Auch dieses Buch aus dem Wallstein Verlag überzeugt durch seine sorgfältige Edition. Die beiden Herausgeber Rainer-Joachim Siegel und Helmut Peschina haben für ein fachkundiges Nachwort und ein umfangreiches Quellenverzeichnis mit vielen weiteren Informationen gesorgt. Zu den Verlagsinformationen geht es hier lang: http://www.wallstein-verlag.de/9783835313828-joseph-roth-drei-sensationen-und-zwei-katastrophen.html

In der Zeitung “Das Illustrierte Blatt” - so im Anhang des Buches zu lesen - schrieb Joseh Roth 1926 in seinem Artikel “Die Spaßmacher der Welt”:
“Zwischen ihm (Charlie Chaplin) und Harold Lloyd steht der traurigste Clown: Buster Keaton. Er siegt am Schluß, aber es fällt ihm schwer. Er ist niemals ein Frohlockender. Er kennt keinen Triumph. Fast ist ihm in der Niederlage wohl. Wenn er gewinnt, vergisst er nicht die Relativität des Gewinns.”

Wie treffend! Und deshalb hier zu meinem Favoriten unter den stummen Helden “Our Hospitality” in voller Länge:

Joseph Roth: April. Die Geschichte einer Liebe (1925).
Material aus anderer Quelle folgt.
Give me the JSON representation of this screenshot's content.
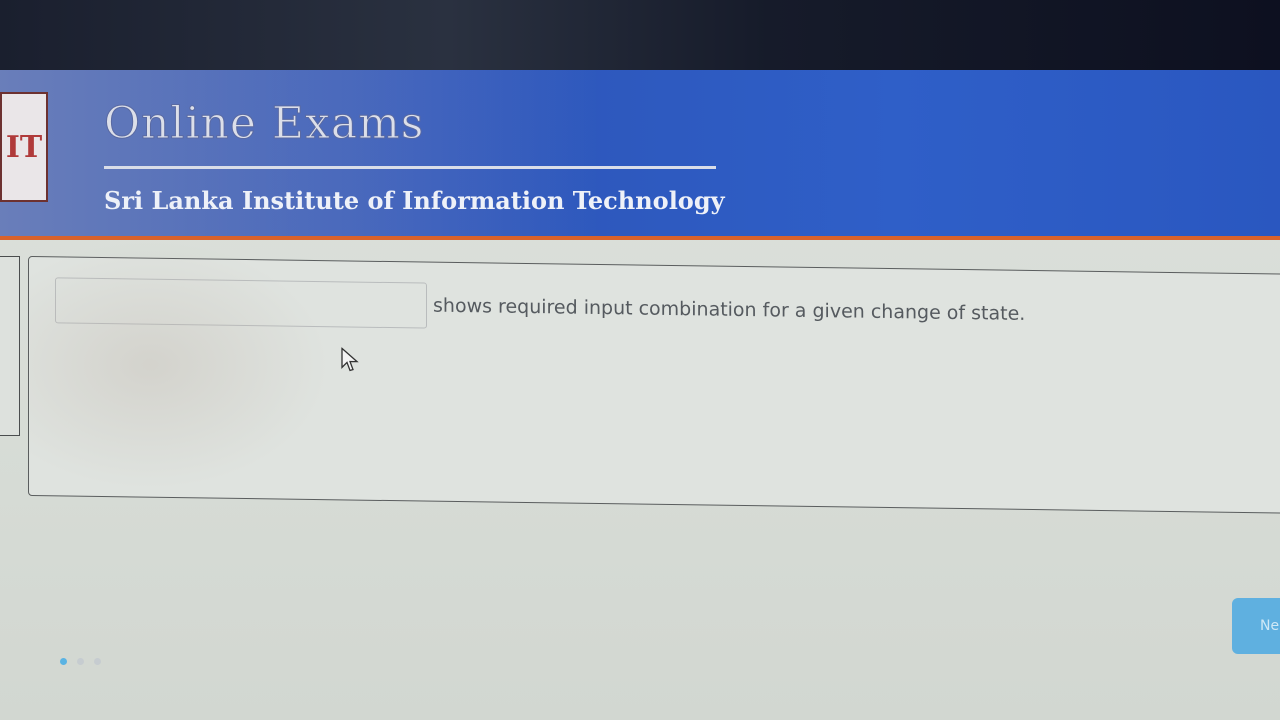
{
  "header": {
    "title": "Online Exams",
    "subtitle": "Sri Lanka Institute of Information Technology",
    "logo_text": "IT"
  },
  "question": {
    "answer_value": "",
    "text": "shows required input combination for a given change of state."
  },
  "footer": {
    "next_label": "Ne"
  },
  "colors": {
    "header_blue": "#2d55b8",
    "accent_orange": "#d9622b",
    "button_blue": "#5fb0e0"
  }
}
„Manchmal wusste ich, dass Anna zärtlich sein könnte. Ich liebte die Frauen, deren Güte wie ein verschütteter Quell, unsichtbar fruchtlos, aber unermüdlich, jedesmal gegen die Oberfläche anströmt und, weil ein Ausweg nicht möglich, nach der Tiefe gedrängt, verborgene Schächte gräbt und gräbt bis zum Versiegen. Ich liebte Anna. Ich konnte ihren Reichtum nicht lassen. Sie wusste nicht, wieviel ihr verlorenging, wenn sie so daherschritt, rückwärts lebend, jede andere Sehnsucht ausschaltete und nur die nach Vergangenem trug und pflegte.“

Die erste der Erzählungen Joseph Roths, die herausragt aus den frühen Vorversuchen, ist für mich „April. Die Geschichte einer Liebe“, veröffentlicht 1925. Schon zuvor hatte Roth über Frauen geschrieben – einsame Frauen, alleinstehende Frauen, verlassene Frauen, Geliebte, Witwen, Mütter. Doch „April“, dieser einerseits zarten, poetischen Erzählung, andererseits aber auch desillusionierenden Liebesgeschichte, ist das Bild auf „die Frau“, aber auch auf die Zeitläufte erstmals befreit von jugendlicher Rührseligkeit. Roth spielt in dieser Erzählung stilistisch auf einer Klaviatur poetischer Bilder, neusachlicher Flapsigkeit und expressionistischem Ausdruck – geprägt zwar auch von den literarischen Stilen seiner Zeit, ließ er sich dennoch nicht festlegen, zeigt vielmehr an dieser Erzählung, wie groß die Bandbreite seines Talentes ist.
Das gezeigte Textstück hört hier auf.